張成沢氏は現在、北朝鮮最大の実力者の一人に挙げられるが、金氏の家系でないという限界もある。このため、70年代と04年の2度にわたって失脚を経験した。2回目の失脚に関連して興味深い証言もある。張氏は02年10月26日、北朝鮮経済視察団18人を連れてソウルを訪れ、11月3日まで滞在した。この時、資本主義を深く知る必要があるという理由で、ソウル市内のあるクラブにまで行ったという。当時の様子をよく知るA氏は、「最初は落ち着いて酒を飲んでいた張成沢が、最後には暴飲し、『共和国の将来が心配だ』と嘆いた」と伝えた。そして、「いかなる政策手段を使っても北朝鮮経済を立て直すには力不足だ」と述べ、泥酔して翌日の日程に支障を来たしたという。04年の失脚には、このクラブ事件も影響を与えたとされる。
一方、統一研究院の韓基範(ハン・ギボム)客員研究委員(元国家情報院北朝鮮担当3次長)は、「03年頃、朴鳳柱(パク・ポンジュ)首相(当時)が平壌(ピョンヤン)の光復通りの建設工事に資材を供給するよう指示した時、担当者が『張部長の承認が必要だ』と報告したのが失脚の直接的な契機になった」と分析した。張成沢氏は、地方で肉体労働をさせられる、いわゆる「革命化」過程を経験し、06年に労働党首都建設部第1副部長に復権した。

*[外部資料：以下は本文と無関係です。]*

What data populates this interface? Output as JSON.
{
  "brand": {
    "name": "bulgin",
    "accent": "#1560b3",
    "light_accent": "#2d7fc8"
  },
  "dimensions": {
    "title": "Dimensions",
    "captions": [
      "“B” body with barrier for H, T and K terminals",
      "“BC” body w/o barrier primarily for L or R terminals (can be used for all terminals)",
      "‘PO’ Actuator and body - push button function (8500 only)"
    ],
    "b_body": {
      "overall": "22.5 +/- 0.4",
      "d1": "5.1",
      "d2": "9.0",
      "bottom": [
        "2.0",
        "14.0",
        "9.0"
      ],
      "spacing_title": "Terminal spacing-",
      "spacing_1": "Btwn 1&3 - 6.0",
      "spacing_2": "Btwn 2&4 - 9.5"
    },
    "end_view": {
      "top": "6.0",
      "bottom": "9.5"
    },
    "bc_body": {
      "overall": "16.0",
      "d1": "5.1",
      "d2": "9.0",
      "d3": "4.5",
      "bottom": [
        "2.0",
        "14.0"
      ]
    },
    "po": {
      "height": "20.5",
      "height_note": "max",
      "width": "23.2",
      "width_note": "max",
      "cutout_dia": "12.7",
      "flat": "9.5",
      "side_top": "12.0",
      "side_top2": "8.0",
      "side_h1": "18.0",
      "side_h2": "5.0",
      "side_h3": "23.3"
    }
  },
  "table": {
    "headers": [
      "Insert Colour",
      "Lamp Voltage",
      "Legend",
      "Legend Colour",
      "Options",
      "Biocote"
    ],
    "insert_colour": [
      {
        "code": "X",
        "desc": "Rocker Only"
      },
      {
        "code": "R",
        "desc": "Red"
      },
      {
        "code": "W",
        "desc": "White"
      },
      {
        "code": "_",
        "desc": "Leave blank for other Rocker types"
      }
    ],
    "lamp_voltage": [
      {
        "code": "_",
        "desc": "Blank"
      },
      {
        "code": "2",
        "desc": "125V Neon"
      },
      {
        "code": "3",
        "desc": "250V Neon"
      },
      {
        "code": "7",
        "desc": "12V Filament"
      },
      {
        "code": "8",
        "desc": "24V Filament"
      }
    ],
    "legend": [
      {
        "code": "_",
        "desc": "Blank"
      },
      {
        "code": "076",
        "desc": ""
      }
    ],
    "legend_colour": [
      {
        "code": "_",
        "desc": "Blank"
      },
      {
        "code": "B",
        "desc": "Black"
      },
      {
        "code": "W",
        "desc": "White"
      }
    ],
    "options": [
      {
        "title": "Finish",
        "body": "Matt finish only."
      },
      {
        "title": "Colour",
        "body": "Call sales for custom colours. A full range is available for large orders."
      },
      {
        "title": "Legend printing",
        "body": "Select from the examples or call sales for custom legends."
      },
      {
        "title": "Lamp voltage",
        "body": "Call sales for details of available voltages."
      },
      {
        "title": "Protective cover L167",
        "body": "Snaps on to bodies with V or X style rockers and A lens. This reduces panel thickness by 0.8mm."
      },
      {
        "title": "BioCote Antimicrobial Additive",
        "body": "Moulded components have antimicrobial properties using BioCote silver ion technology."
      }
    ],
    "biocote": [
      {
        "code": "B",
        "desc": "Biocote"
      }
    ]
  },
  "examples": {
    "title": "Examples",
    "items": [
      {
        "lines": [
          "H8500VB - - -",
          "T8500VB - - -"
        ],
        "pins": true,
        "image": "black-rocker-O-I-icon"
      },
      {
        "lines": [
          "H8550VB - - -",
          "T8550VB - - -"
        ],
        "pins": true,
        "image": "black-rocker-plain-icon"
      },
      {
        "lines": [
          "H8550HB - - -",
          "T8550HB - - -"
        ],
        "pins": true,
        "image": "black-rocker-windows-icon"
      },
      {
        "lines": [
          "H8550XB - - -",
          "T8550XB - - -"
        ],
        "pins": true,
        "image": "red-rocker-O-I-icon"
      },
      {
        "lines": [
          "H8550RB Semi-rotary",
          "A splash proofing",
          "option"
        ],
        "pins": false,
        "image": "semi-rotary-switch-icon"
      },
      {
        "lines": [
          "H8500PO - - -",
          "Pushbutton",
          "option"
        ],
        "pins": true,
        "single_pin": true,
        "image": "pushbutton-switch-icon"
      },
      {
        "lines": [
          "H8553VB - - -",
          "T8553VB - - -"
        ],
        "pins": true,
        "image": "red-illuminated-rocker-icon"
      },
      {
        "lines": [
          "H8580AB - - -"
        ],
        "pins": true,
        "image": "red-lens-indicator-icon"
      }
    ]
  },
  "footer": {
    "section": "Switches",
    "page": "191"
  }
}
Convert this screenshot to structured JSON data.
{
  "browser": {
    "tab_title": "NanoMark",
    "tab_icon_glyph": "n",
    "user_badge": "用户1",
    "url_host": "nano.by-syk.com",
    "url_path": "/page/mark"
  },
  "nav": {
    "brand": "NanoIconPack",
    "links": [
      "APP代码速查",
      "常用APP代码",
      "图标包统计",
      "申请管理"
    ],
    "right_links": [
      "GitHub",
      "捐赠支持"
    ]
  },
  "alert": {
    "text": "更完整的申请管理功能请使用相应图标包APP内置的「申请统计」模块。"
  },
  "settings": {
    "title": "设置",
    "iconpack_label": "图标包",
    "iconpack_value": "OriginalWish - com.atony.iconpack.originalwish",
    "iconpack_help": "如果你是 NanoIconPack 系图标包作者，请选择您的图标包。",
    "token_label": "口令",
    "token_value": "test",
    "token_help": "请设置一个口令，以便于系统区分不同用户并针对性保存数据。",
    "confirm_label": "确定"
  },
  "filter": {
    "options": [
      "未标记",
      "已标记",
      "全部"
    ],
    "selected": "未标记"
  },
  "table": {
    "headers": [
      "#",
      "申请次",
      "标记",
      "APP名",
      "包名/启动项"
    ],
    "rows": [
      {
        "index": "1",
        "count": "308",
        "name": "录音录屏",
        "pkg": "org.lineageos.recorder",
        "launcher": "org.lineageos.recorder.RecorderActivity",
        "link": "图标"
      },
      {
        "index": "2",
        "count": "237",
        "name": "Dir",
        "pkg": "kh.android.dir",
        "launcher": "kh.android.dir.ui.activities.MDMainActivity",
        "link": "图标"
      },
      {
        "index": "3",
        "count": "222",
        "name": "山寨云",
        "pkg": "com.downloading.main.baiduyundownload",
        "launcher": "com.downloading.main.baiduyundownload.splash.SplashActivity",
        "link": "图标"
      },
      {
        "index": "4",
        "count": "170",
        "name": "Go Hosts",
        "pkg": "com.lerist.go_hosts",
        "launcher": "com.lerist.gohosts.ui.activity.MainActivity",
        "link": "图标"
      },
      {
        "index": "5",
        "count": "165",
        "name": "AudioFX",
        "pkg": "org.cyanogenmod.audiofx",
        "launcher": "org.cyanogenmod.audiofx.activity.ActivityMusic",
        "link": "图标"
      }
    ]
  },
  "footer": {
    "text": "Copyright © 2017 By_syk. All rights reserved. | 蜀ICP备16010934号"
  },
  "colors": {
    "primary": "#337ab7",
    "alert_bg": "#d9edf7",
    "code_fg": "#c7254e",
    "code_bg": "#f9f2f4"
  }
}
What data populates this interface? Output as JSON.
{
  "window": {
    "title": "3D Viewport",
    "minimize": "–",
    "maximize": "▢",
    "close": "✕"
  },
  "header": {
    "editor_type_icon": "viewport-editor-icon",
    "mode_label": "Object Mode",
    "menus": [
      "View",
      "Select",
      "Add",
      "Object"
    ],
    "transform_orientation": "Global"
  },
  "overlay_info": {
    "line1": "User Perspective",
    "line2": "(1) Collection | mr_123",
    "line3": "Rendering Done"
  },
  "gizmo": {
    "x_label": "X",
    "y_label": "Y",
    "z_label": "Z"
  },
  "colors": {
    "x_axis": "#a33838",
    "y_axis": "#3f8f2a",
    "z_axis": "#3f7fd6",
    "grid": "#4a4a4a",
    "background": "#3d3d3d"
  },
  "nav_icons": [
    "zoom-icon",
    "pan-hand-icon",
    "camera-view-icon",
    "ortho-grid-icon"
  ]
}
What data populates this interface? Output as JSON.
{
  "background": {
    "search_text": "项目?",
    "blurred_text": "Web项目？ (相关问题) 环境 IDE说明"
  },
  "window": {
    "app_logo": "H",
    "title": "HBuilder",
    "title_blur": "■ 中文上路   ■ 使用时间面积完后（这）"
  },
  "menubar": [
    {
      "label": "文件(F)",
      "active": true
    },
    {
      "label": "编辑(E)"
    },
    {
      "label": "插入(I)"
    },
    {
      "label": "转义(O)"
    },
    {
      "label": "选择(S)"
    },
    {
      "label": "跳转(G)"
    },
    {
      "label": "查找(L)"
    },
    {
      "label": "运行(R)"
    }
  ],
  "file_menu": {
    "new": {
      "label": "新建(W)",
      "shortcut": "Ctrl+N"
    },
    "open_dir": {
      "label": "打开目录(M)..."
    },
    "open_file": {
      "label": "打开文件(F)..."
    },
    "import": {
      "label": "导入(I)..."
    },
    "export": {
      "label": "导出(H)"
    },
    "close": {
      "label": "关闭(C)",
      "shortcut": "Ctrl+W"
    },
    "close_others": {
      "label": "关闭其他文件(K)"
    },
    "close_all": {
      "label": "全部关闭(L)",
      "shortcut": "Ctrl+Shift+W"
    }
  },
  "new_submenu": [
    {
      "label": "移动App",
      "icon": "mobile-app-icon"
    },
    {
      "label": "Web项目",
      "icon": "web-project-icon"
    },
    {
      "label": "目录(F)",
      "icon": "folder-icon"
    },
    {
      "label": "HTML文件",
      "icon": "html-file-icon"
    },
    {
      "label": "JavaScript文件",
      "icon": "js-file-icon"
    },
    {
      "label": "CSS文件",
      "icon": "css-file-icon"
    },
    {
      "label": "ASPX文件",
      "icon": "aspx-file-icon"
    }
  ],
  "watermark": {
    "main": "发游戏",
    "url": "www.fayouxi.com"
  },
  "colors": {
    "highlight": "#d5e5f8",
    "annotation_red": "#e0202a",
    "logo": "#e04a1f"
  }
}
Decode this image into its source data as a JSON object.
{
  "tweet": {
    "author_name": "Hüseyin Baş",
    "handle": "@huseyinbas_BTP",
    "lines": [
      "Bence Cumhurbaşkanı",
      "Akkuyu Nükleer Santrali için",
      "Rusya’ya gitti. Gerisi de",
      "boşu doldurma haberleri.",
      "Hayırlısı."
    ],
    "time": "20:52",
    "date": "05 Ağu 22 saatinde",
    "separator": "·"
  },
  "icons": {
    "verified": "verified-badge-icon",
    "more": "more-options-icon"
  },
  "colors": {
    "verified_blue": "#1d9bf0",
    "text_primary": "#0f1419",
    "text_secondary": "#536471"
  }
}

金正日(キム・ジョンイル)総書記の葬儀に姿を現した金正恩氏の妹のヨジョン氏(24)の今後の活躍にも注目が集まっている。ヨジョン氏は、94年の金日成(キム・イルソン)主席の葬儀の時に、金敬姫氏が立っていた位置で弔問客を迎えた。金正恩氏が権力基盤を固めていくなかで、ヨジョン氏が金敬姫氏の過去の役割を肩代わりする可能性もある。
しかし、金正恩氏の実兄である正哲(ジョンチョル、30)氏は姿を現さなかった。金正恩氏に兄がいるという事実が広く知られた場合、住民が「なぜ長男が継承しないのか」と疑念を抱く恐れがあるため、あえて儀典から排除された可能性が高い。正哲氏は今後も「透明人間」の道を歩むものと予想される。権力への意欲が弟よりも弱かった正哲氏が、音楽に心酔したふりをして自ら権力から距離を置いているという見方もある。